D’après la jolie définition qu’en donne le dictionnaire, un arsenal c’est tout à la fois un emprunt (à l’arabe pour l’étymologie, aux luttes dont nous nous sentons proches pour le reste), une réserve (qu’est-ce d’autre qu’une revue ?), une fabrique (oui, nous avons la prétention d’inventer), et un usage (c’est notre seule petite certitude : on ne connaît bien que ce que l’on pratique). Mais les définitions restent vaines si elles ne dessinent pas un projet. Qu’a été, jusqu’ici, notre effort, et comment pourrait-il se poursuivre ? Quatre proto-pistes s’esquissent, à la lumière de ce qui est en acte ici, dans ce numéro.

  • Arsenal pourrait d’abord être le lieu d’une épistémologie pratique.
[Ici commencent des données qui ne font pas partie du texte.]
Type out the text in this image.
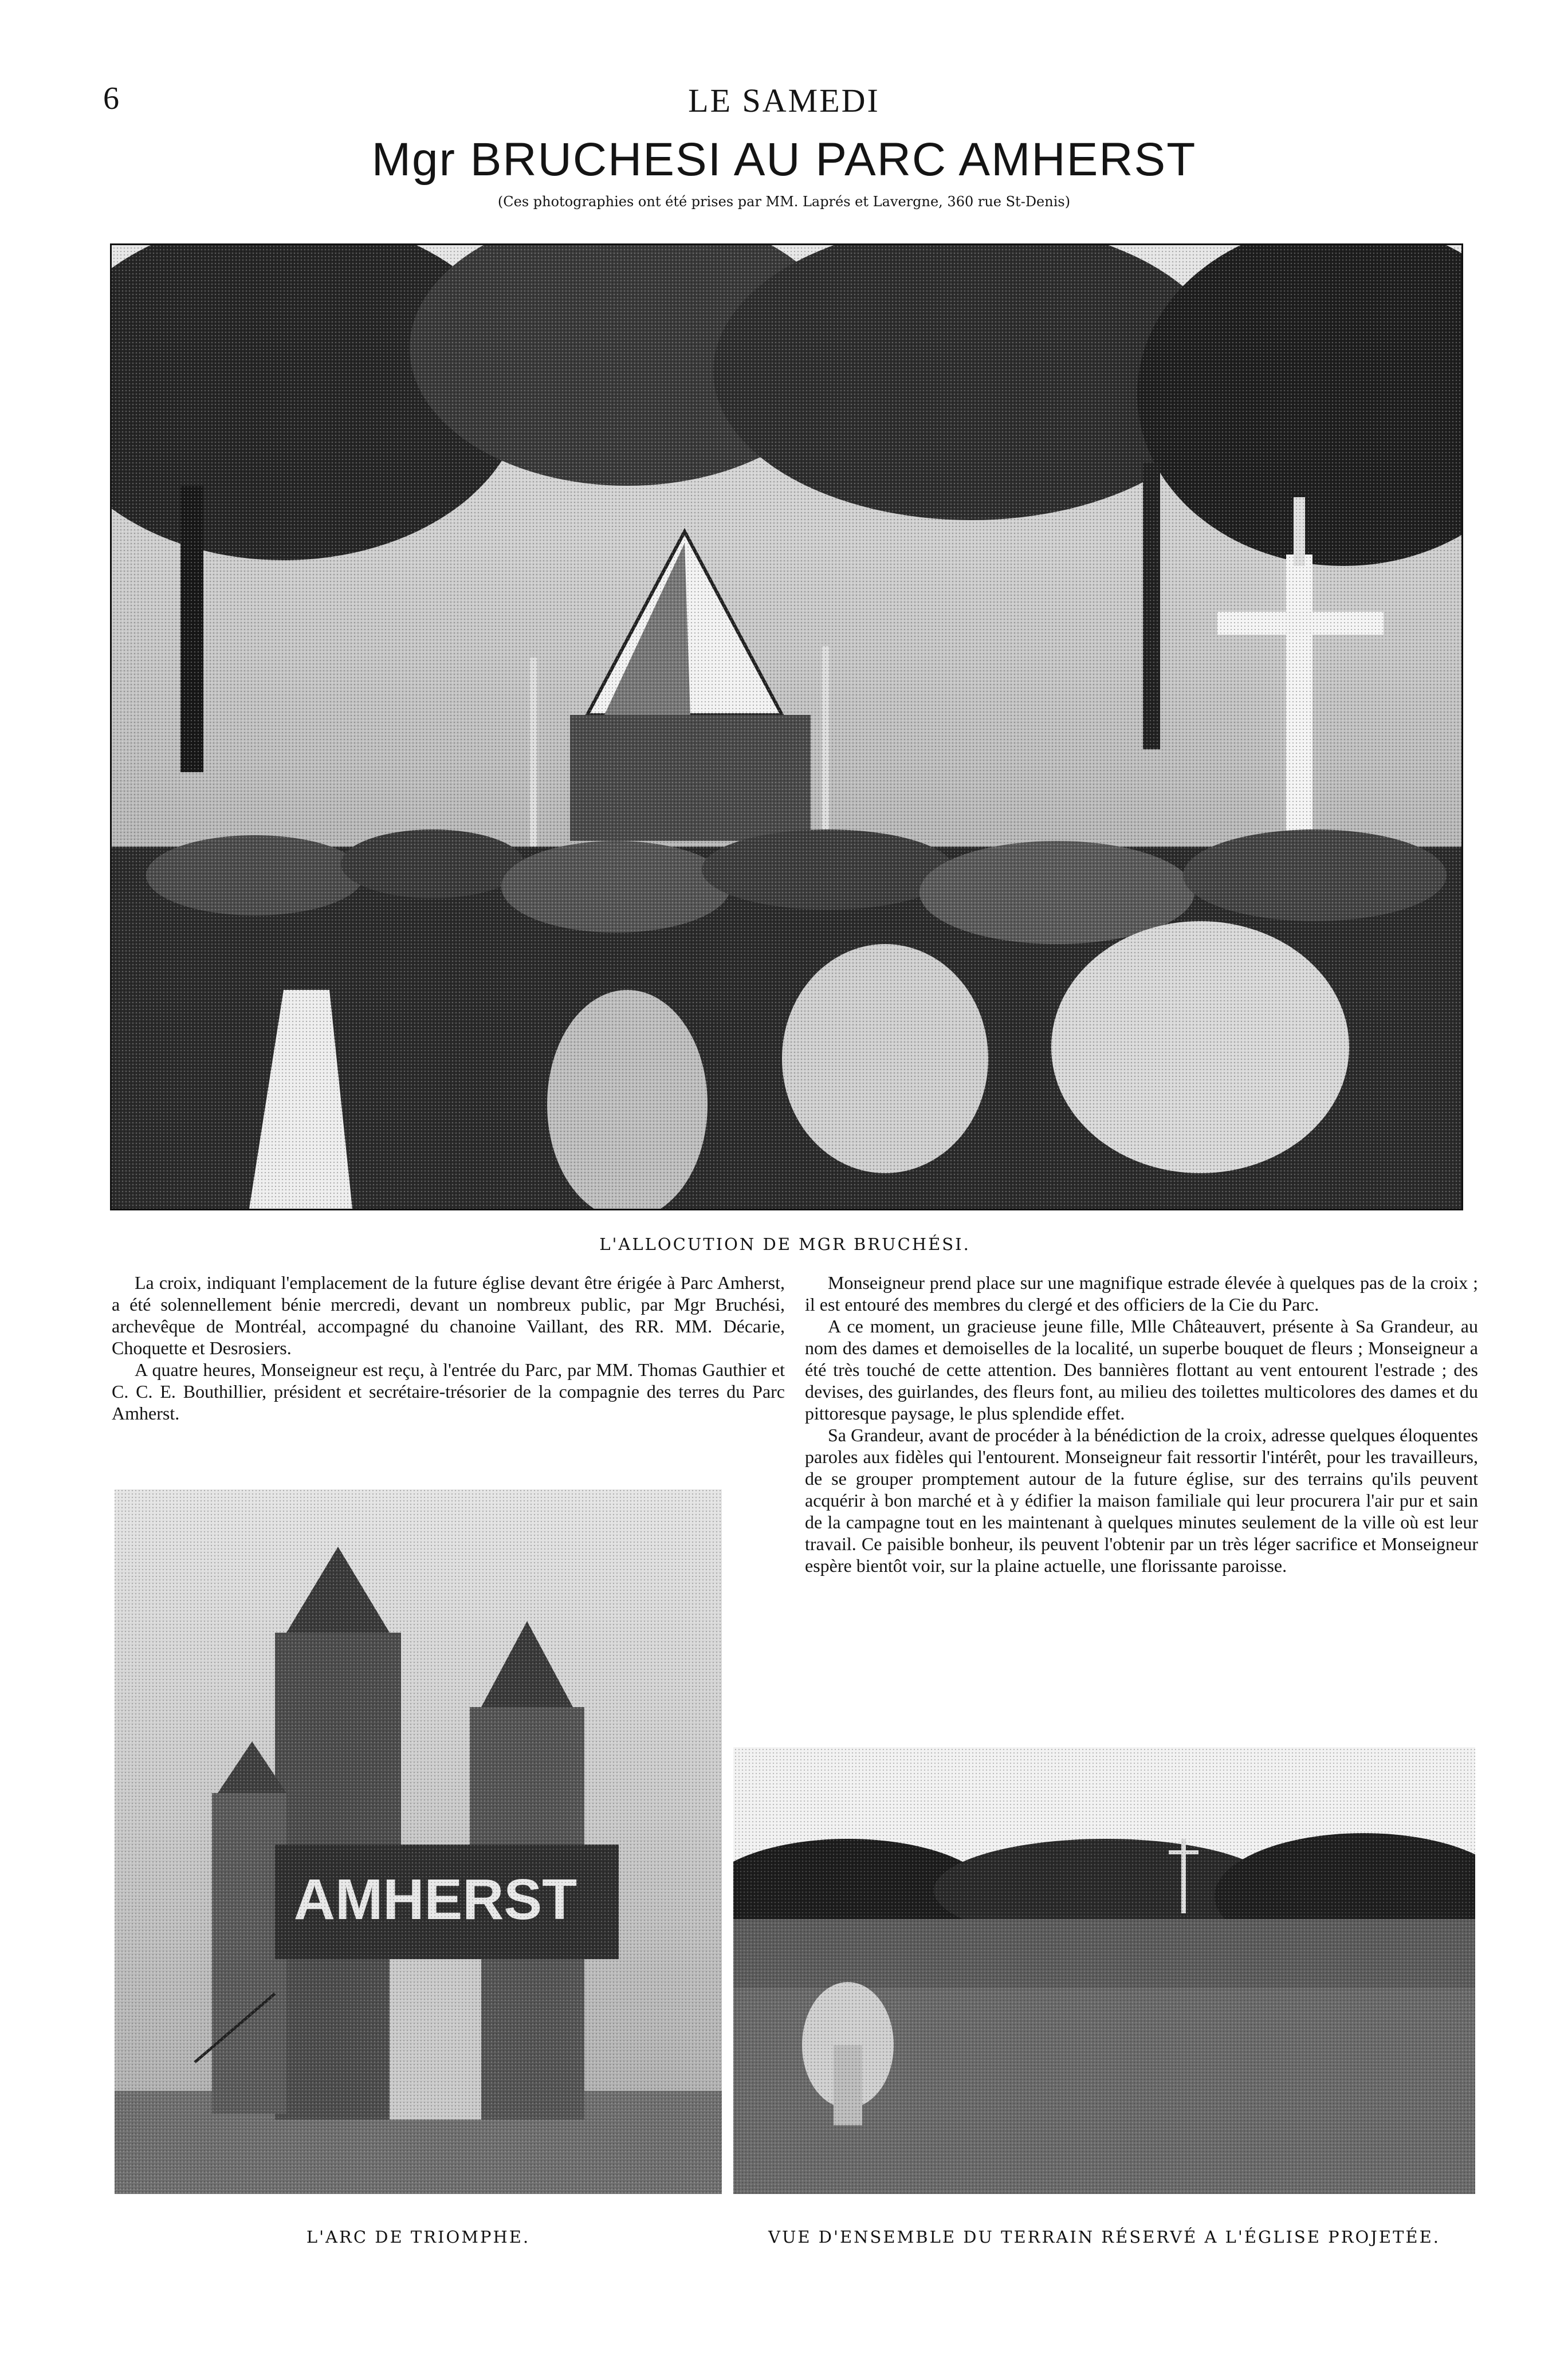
6	LE SAMEDI
Mgr BRUCHESI AU PARC AMHERST
(Ces photographies ont été prises par MM. Laprés et Lavergne, 360 rue St-Denis)
L'ALLOCUTION DE MGR BRUCHÉSI.

La croix, indiquant l'emplacement de la future église devant être érigée à Parc Amherst, a été solennellement bénie mercredi, devant un nombreux public, par Mgr Bruchési, archevêque de Montréal, accompagné du chanoine Vaillant, des RR. MM. Décarie, Choquette et Desrosiers.

A quatre heures, Monseigneur est reçu, à l'entrée du Parc, par MM. Thomas Gauthier et C. C. E. Bouthillier, président et secrétaire-trésorier de la compagnie des terres du Parc Amherst.

Monseigneur prend place sur une magnifique estrade élevée à quelques pas de la croix ; il est entouré des membres du clergé et des officiers de la Cie du Parc.

A ce moment, un gracieuse jeune fille, Mlle Châteauvert, présente à Sa Grandeur, au nom des dames et demoiselles de la localité, un superbe bouquet de fleurs ; Monseigneur a été très touché de cette attention. Des bannières flottant au vent entourent l'estrade ; des devises, des guirlandes, des fleurs font, au milieu des toilettes multicolores des dames et du pittoresque paysage, le plus splendide effet.

Sa Grandeur, avant de procéder à la bénédiction de la croix, adresse quelques éloquentes paroles aux fidèles qui l'entourent. Monseigneur fait ressortir l'intérêt, pour les travailleurs, de se grouper promptement autour de la future église, sur des terrains qu'ils peuvent acquérir à bon marché et à y édifier la maison familiale qui leur procurera l'air pur et sain de la campagne tout en les maintenant à quelques minutes seulement de la ville où est leur travail. Ce paisible bonheur, ils peuvent l'obtenir par un très léger sacrifice et Monseigneur espère bientôt voir, sur la plaine actuelle, une florissante paroisse.

L'ARC DE TRIOMPHE.	VUE D'ENSEMBLE DU TERRAIN RÉSERVÉ A L'ÉGLISE PROJETÉE.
Alain Morice démonte par exemple le nouveau discours de l’immigration « utile » telle qu’exaltée par les démographes et les gestionnaires de main-d’œuvre. Sa déconstruction est d’autant plus précieuse qu’elle esquisse une autre position, à la fois de principe, de savoir et d’action. L’immigration en surplomb, ça ne va pas. Nous préférons les mobilités telles qu’elles se pratiquent, les petites circulations, les cartographies vues du sol. La production de cette science à plat supposera donc la mise à plat de la science, toujours tentée par la prise de hauteur.
  • Arsenal pourrait être aussi, parallèlement, une technologie de l’adversaire. Ici, Yves Pagès démonte l’importation et les biais de la rhétorique de « l’incivilité », nouvelle tarte-à-la crème pour experts en maintien de l’ordre. Là aussi, un chantier se précise : décrire l’écrasante puissance des puissants ne nous sera d’aucun secours si l’on n’identifie pas, en même temps que sa rigidité, le défaut de la cuirasse. Il faudrait apprendre à penser la guerre en forgeron : comment ça s’enfile, une armure, et par où ça craque ?
  • Arsenal mènerait alors, à rebours, à la théorie de nos techniques. Ce qui se joue lorsque Pierluigi Sullo, du mensuel italien Carta, tire le bilan des événements de Prague, trois jours de septembre où quelques milliers de manifestants ont réussi à interrompre une réunion de la Banque Mondiale et du FMI, c’est non seulement la possibilité d’une théorie à chaud, non seulement une théorie en pratique, mais l’esquisse d’une théorie de la pratique, pour continuer à piller nos savant aînés : ou quand un savoir-faire efficace (ici, une coordination militante inédite, parce qu’horizontale, internationale et victorieuse) rencontre une volonté de savoir, et de savoir autrement.
  • Arsenal, dès lors, pourrait s’offrir en archive. L’archive des petites victoires, des défaites oubliées, des luttes et des techniques d’hier et de demain. Dans ce numéro, nous avons interrogé Robert Bonnaud, moins comme historien que comme acteur des résistances françaises à la guerre d’Algérie, pour avoir contribué à la mise en place des réseaux de soutien au FLN.

Un aveu, en marge : si la question « comment ? » nous intéresse autant que la question « pourquoi ?”, c’est peut-être qu’elle engage cette forme de tendresse politique que la raideur critique n’autorise pas toujours. Et vous, how do you do ?

Notes

[1« La nouvelle vulgate planétaire », Manières de voir, septembre-octobre 2000.